Nous en sommes à un point où l’altérité guide chacun des regards. La radicalisation n’est que musulmane, même si l’extrême droite montre de plus en plus ouvertement les dents. D’ailleurs, le terrorisme lui-même n’est qu’islamiste, tandis que les gens « bien de chez nous » peuvent, tout au plus, parfois, perdre l’équilibre… Vous conviendrez bien qu’il est plus grave d’être terroriste que déséquilibré, n’est-ce pas ? De même, ce sont les étrangers qui harcèlent et violent les femmes… Certes, il arrive que les femmes haussent le ton et dénoncent des faits commis par des hommes de toutes origines, mais c’est alors le signe qu’elles versent dans une hystérie féminazie fort inquiétante.

Tout à notre panique, nous nous voyons couler sous le poids de quelques centaines de transmigrants au parc Maximilien, de quelques milliers de candidats réfugiés, de quelques familles regroupées sous nos cieux.

Bref, aujourd’hui, à tout propos, l’enfer, c’est les hôtes… ou plutôt ceux que nous refusons d’accueillir.

Mais n’est-ce pas là illusion d’optique ? L’enfer, c’est les hôtes, ne devrions-nous pas l’admettre, mais en renverser la perspective ? Nous nous prétendons les hôtes de ces arrivants plus récents, n’est-ce pas la source des problèmes ?

Nous imaginant propriétaires de notre pays, nous laissant aller à de bancales métaphores domestiques [1] (« quand tu invites quelqu’un chez toi, tu t’attends à ce qu’il respecte les usages en cours chez toi, non ? »), nous nous considérons comme les hôtes de nos semblables. Arrivés hier ou il y a cent ans, nous nous sentons les légitimes propriétaires, gardiens des clés, détenteurs du code du système d’alarme.

Nous qui sommes nés, ou arrivés, dans un pays en paix où règne une enviable abondance, voilà que notre titre de propriété nous permet de toiser le nouvel arrivant. Ne chassons-nous pas le SDF du pas de notre porte ? Ne pouvons-nous, en toute bonne conscience, rejeter à la mer, renvoyer à son oppresseur, raccompagner à la misère, ces vanupieds hagards qui prétendent planter leur tente dans notre jardin ?

Croyant que nos rues sont comme nos salons, nos parcs comme nos jardins, nos structures d’aides comme notre frigo, nous pensons pouvoir en interdire l’accès, nous croyons qu’on nous demande d’être hôtes… et nous le refusons.
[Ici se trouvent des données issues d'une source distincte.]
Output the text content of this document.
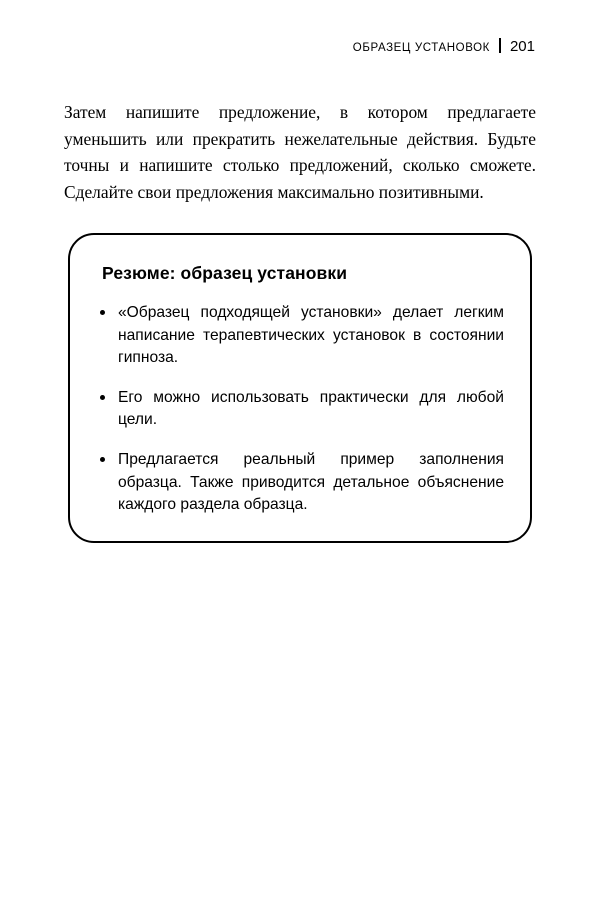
ОБРАЗЕЦ УСТАНОВОК 201

Затем напишите предложение, в котором предлагаете уменьшить или прекратить нежелательные действия. Будьте точны и напишите столько предложений, сколько сможете. Сделайте свои предложения максимально позитивными.

Резюме: образец установки
«Образец подходящей установки» делает легким написание терапевтических установок в состоянии гипноза.
Его можно использовать практически для любой цели.
Предлагается реальный пример заполнения образца. Также приводится детальное объяснение каждого раздела образца.
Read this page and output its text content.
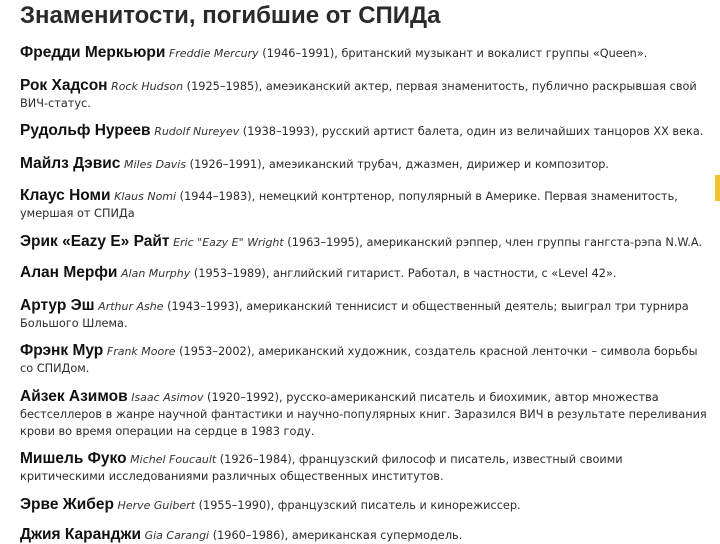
Знаменитости, погибшие от СПИДа
Фредди Меркьюри Freddie Mercury (1946–1991), британский музыкант и вокалист группы «Queen».
Рок Хадсон Rock Hudson (1925–1985), амеэиканский актер, первая знаменитость, публично раскрывшая свой ВИЧ-статус.
Рудольф Нуреев Rudolf Nureyev (1938–1993), русский артист балета, один из величайших танцоров XX века.
Майлз Дэвис Miles Davis (1926–1991), амеэиканский трубач, джазмен, дирижер и композитор.
Клаус Номи Klaus Nomi (1944–1983), немецкий контртенор, популярный в Америке. Первая знаменитость, умершая от СПИДа
Эрик «Eazy E» Райт Eric "Eazy E" Wright (1963–1995), американский рэппер, член группы гангста-рэпа N.W.A.
Алан Мерфи Alan Murphy (1953–1989), английский гитарист. Работал, в частности, с «Level 42».
Артур Эш Arthur Ashe (1943–1993), американский теннисист и общественный деятель; выиграл три турнира Большого Шлема.
Фрэнк Мур Frank Moore (1953–2002), американский художник, создатель красной ленточки – символа борьбы со СПИДом.
Айзек Азимов Isaac Asimov (1920–1992), русско-американский писатель и биохимик, автор множества бестселлеров в жанре научной фантастики и научно-популярных книг. Заразился ВИЧ в результате переливания крови во время операции на сердце в 1983 году.
Мишель Фуко Michel Foucault (1926–1984), французский философ и писатель, известный своими критическими исследованиями различных общественных институтов.
Эрве Жибер Herve Guibert (1955–1990), французский писатель и кинорежиссер.
Джия Каранджи Gia Carangi (1960–1986), американская супермодель.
Non, nous ne pensons pas tous cela. Des gens ouvrent leur porte, préparent des repas, manifestent, serrent des mains, prennent dans leurs bras, regardent, parlent, écoutent. Des gens pleurent ou ravalent leurs larmes, convoient ou renseignent, nourrissent ou hébergent, militent ou manifestent.

Ces gens qui ouvrent leur porte savent aussi qu’on habite son pays, mais qu’on n’en est pas propriétaire… et qu’on n’a pas le choix de l’hospitalité face à la détresse humaine. Car le droit d’asile n’est pas la concession d’une hospitalité. Il est la conséquence d’une commune humanité, l’humanité de ceux qui fuient devant les démons qui ont pris possession de leurs lieux de vie, l’humanité de ceux qui les voient arriver et qui, nécessairement, sont dans leur camp.

Comme ceux qui nous arrivent ont tourné le dos à l’enfer de la guerre, de la misère et de l’oppression, il nous faut tourner le dos à notre propre enfer. Nous n’avons pas le choix.

Et l’enfer, c’est les hôtes.

[1Mincke Chr., « La métaphore domestique », La Revue nouvelle, n° 6, 2015, p. 2‑4.